Some potential limitations of our study include its retrospective and non-randomized study design. An ideal control group of this study should recruit patients with threshold ROP but without laser photocoagulation therapy. However, the CRYO-ROP study has confirmed the long-term benefit of retinal ablation by cryotherapy on acute threshold ROP,2 and the design of such a control study would be unethical.

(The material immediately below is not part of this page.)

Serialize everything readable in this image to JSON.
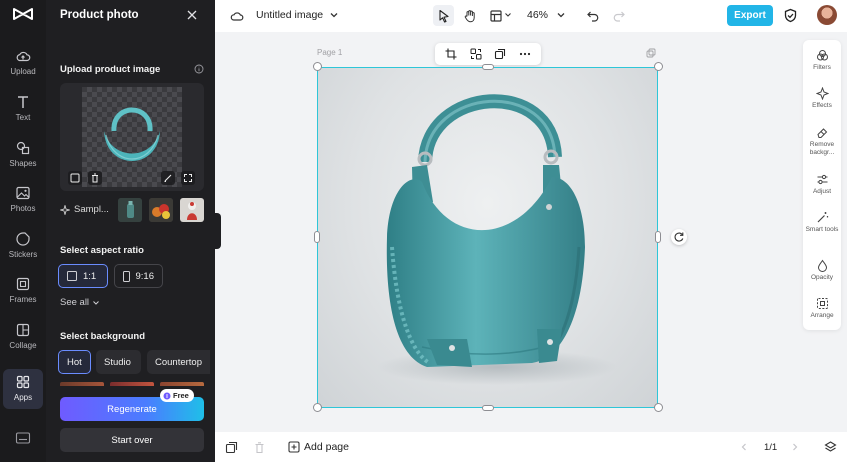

In the future, a prospective clinical trial is required to determine the long-term visual outcomes of threshold and subthreshold ROP after conventional laser or other early therapy.

In conclusion, the majority of patients with diode laser-treated threshold ROP in this study had favourable anatomical and visual outcomes. However, anisometropia, advanced refractive error and strabismus are the important causes of impaired visual function in patients with laser-treated threshold ROP. These conditions obviously lead to an increased risk of amblyopia. Long-term regular follow-up is very important in patients with regressed retinopathy for early detection and timely treatment of these treatable ocular morbidities during the childhood period. Furthermore, the goal of future research should be directed towards reducing the occurrence of blindness from the sequelae of active ROP, as well as to eliminate and treat these associated ocular morbidities of threshold ROP.